O tratamento da síndrome também envolve o emprego de estratégias de enfrentamento do estresse, conhecidas como coping. Exemplos de coping consistem em ter uma postura mais positiva diante dos problemas relacionados ao contexto esportivo, procurar por suporte social (apoio dos companheiros de equipe, treinadores, familiares e amigos) e a elaboração de metas equilibradas entre curto, médio e longo prazo. Porém, Maslach [9] comenta que livrar-se de um problema negativo não é o mesmo que chegar a uma alternativa positiva. Nesse sentido, as intervenções para reduzir o burnout somente serão eficazes se levarem em consideração a retomada do engajamento da pessoa em relação à sua participação esportiva, visto que o engajamento é a antítese do burnout.

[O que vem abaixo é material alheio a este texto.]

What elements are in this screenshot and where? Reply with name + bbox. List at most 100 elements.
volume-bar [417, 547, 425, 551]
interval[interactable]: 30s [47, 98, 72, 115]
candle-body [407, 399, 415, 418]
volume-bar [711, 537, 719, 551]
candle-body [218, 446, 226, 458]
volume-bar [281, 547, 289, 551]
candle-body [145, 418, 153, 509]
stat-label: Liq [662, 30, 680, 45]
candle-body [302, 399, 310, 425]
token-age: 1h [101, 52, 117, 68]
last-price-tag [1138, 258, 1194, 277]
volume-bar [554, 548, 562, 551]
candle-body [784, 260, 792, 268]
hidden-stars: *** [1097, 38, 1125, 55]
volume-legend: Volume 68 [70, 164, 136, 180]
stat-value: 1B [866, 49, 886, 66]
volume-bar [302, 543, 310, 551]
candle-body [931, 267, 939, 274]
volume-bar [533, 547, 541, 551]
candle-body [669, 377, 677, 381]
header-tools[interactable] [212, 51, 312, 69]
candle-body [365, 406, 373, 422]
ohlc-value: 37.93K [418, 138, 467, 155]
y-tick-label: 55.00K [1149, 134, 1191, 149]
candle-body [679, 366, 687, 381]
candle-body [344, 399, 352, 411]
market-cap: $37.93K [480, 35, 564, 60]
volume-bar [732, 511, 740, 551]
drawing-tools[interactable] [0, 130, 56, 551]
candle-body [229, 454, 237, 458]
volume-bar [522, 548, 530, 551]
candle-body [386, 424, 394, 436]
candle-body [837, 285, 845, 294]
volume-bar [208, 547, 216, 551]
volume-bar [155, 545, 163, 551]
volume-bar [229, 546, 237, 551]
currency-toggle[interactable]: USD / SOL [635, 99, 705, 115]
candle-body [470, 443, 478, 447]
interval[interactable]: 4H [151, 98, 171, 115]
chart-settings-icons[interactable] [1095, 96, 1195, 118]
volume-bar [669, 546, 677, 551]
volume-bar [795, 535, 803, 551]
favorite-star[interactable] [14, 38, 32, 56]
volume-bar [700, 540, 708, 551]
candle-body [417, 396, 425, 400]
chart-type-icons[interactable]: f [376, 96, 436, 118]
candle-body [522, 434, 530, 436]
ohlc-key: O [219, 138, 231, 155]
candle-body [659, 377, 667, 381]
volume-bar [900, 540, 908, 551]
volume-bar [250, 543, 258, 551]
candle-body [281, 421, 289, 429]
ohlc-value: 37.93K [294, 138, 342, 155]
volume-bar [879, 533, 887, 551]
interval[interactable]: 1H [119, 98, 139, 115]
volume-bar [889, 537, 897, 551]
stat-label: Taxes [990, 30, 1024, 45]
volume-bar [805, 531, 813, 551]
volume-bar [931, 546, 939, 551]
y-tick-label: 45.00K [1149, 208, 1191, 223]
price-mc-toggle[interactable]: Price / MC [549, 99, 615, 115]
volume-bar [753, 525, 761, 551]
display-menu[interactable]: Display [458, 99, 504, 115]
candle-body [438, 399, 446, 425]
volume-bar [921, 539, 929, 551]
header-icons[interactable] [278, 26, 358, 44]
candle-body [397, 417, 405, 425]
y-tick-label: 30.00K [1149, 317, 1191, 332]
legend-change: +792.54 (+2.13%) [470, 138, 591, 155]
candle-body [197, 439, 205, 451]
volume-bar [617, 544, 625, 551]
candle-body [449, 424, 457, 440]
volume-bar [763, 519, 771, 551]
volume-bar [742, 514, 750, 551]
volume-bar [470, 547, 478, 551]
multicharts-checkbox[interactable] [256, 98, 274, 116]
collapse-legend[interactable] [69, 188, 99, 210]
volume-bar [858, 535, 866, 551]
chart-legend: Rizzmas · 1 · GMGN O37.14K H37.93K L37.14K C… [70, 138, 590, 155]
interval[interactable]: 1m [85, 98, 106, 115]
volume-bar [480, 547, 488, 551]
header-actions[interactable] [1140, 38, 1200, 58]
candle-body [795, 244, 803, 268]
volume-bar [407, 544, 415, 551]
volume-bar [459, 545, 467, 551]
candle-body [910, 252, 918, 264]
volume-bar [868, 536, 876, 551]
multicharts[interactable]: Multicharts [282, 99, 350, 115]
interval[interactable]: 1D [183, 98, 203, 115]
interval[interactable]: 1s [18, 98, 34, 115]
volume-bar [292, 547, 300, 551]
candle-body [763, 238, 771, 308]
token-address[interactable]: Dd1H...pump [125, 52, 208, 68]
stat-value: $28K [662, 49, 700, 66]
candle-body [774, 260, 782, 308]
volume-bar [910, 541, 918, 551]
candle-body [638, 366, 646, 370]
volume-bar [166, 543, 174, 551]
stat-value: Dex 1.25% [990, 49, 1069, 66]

Portanto, é importante estar atento e avaliar continuamente as relações que você estabelece com a sua prática esportiva. Perguntas do tipo “estou me sentindo exausto?”, "tenho obtido a realização que havia planejado antes de iniciar no esporte?” e “apresento bom relacionamento com meus treinadores e companheiros de equipe?” podem ser úteis no reconhecimento da manifestação da síndrome de burnout. Concluindo, observa-se que, para um tratamento eficaz do burnout, é primordial que se detecte o que está levando o atleta a padecer da síndrome, analisando-se os fatores sociais, psicológicos e fisiológicos [10]. A partir de então, sugere-se o emprego do descanso, de reestruturação dos objetivos no esporte e da intervenção psicológica.

Referencias:

1. PEDRO Cunha anuncia aposentadoria do Vôlei de Praia aos 29 anos. Folha de São Paulo, São Paulo, 27 fev. 2013. Disponível em <http://www1.folha.uol.com.br/esporte/1237776-pedro-cunha-anuncia-aposentadoria-do-volei-de-praia-aos-29-anos.shtml>. Acesso em 13 mar. 2014.

2. ESTRESSE O INIMIGO INVISÍVEL. Sportv Repórter, Rio de Janeiro: Sportv, 21 de abril de 2013. Programa de TV.

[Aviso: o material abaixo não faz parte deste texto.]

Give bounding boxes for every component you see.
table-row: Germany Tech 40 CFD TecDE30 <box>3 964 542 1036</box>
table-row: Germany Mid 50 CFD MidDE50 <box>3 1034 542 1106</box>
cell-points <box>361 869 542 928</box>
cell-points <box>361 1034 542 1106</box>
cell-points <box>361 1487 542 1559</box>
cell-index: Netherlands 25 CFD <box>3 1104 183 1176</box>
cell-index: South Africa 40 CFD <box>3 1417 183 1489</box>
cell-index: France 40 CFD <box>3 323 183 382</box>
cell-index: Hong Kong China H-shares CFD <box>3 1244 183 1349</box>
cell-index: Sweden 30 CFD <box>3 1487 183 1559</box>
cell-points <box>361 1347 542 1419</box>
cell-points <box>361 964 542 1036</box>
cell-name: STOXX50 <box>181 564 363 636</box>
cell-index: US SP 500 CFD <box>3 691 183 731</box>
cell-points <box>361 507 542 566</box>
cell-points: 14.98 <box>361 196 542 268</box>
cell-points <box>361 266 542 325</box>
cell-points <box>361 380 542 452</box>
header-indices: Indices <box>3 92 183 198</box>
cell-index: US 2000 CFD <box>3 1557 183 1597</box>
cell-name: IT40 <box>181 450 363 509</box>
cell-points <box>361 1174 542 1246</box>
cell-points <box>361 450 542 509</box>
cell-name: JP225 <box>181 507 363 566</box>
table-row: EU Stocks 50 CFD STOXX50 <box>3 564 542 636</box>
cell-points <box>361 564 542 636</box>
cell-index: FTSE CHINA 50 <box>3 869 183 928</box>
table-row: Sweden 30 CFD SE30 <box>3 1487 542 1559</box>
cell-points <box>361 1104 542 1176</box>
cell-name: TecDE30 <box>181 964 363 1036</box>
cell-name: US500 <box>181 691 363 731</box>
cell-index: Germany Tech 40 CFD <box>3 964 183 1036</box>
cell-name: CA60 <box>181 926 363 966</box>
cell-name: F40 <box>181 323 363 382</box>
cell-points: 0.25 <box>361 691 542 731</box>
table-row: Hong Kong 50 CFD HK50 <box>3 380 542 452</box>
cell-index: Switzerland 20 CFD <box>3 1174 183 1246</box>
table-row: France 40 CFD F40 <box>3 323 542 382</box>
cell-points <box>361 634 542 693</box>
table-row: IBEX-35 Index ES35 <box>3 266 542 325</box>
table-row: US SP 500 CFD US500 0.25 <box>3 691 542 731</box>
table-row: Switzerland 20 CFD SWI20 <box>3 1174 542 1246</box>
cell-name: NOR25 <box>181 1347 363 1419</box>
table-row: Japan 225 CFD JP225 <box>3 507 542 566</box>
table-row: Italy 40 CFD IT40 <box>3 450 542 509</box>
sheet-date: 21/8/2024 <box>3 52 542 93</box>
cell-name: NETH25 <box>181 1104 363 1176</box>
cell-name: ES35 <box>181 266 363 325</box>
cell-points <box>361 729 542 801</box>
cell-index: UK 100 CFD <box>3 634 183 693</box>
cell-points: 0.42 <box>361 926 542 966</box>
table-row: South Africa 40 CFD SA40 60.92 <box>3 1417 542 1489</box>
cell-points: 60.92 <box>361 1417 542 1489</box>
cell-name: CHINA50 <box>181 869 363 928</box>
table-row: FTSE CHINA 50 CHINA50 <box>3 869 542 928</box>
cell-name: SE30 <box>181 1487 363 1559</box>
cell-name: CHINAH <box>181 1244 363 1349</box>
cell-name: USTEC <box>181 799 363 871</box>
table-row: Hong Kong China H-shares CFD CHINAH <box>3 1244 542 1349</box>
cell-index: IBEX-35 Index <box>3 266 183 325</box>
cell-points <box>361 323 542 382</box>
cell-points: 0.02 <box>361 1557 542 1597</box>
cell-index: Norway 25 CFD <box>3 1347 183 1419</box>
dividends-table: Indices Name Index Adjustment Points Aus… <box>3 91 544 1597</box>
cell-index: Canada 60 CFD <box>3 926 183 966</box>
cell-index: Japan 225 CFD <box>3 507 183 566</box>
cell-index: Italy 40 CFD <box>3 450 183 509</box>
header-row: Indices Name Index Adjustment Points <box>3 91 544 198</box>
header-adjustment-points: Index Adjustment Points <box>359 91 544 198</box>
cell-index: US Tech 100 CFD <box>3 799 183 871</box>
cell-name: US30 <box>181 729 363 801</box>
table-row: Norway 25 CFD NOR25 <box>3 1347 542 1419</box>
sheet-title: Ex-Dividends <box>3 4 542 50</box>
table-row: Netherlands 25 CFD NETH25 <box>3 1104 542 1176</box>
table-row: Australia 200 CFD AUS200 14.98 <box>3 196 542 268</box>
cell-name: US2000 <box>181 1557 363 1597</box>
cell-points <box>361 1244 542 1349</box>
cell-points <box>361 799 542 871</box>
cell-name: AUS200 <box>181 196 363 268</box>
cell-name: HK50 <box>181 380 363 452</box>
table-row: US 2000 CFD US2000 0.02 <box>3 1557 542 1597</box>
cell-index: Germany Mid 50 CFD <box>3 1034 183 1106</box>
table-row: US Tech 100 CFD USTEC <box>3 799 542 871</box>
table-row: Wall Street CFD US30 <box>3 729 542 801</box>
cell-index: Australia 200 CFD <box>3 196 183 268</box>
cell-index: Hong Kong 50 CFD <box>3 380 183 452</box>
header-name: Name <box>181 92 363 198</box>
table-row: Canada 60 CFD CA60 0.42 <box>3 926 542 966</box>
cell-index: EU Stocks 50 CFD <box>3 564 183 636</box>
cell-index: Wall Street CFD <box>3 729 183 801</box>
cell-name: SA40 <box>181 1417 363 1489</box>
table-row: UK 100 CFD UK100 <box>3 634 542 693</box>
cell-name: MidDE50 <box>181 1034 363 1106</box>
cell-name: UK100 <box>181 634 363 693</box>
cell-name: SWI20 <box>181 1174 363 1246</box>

3. WEINBERG, R.; GOULD, D. Fundamentos da Psicologia do Esporte e do Exercício. Porto Alegre: Artmed, 2008. 4. ed.

4. RAEDEKE, T.; SMITH, A. Development and preliminary validation of an athlete burnout measure. Journal of Sport and Exercise Psychology, v. 23, n. 4, p. 238-306, 2001.

5. COAKLEY, J. Burnout among adolescent athletes: a personal failure or social problem? Sociology of Sport Journal, v. 9, n. 3, p. 271-285, 1992.

6. GUSTAFSSON, H. et al. Prevalence of burnout in competitive adolescent athletes. A qualitative analysis of burnout in elite Swedish athletes. The Sport Psychologist, v. 21, n. 1, p. 21-37, 2007.

7. GARCÉS DE LOS FAYOS, E. J.; VIVES BENEDICTO, L. Burnout y Abandono del Deportista de Alto Rendimiento. Em: ROFFÉ, M.; UCHA, F. G. (Orgs.). Alto Rendimiento, Psicología y Deporte: Tendencias Actuales. Buenos Aires: Lugar Editorial, 2005. p. 161-173.

8. GONZÁLEZ, J. L. Psicología del Deporte. Madrid: Biblioteca Nueva, 1997.

9. MASLACH, C. Entendendo o Burnout. In: ROSSI, A. M.; SAUTER, S. L. (Orgs.). Stress e Qualidade de Vida no Trabalho. São Paulo: Atlas, 2005, p. 41-55.

10. PIRES, D.; MARQUES, L.; BRANDÃO, M. R. Burnout no Esporte: diagnóstico e prevenção. In: BRANDÃO, M. R.; MACHADO, A. (Orgs.). Aspectos Psicológicos do Rendimento Esportivo. São Paulo: Atheneu, 2008, v.2, p. 117-134.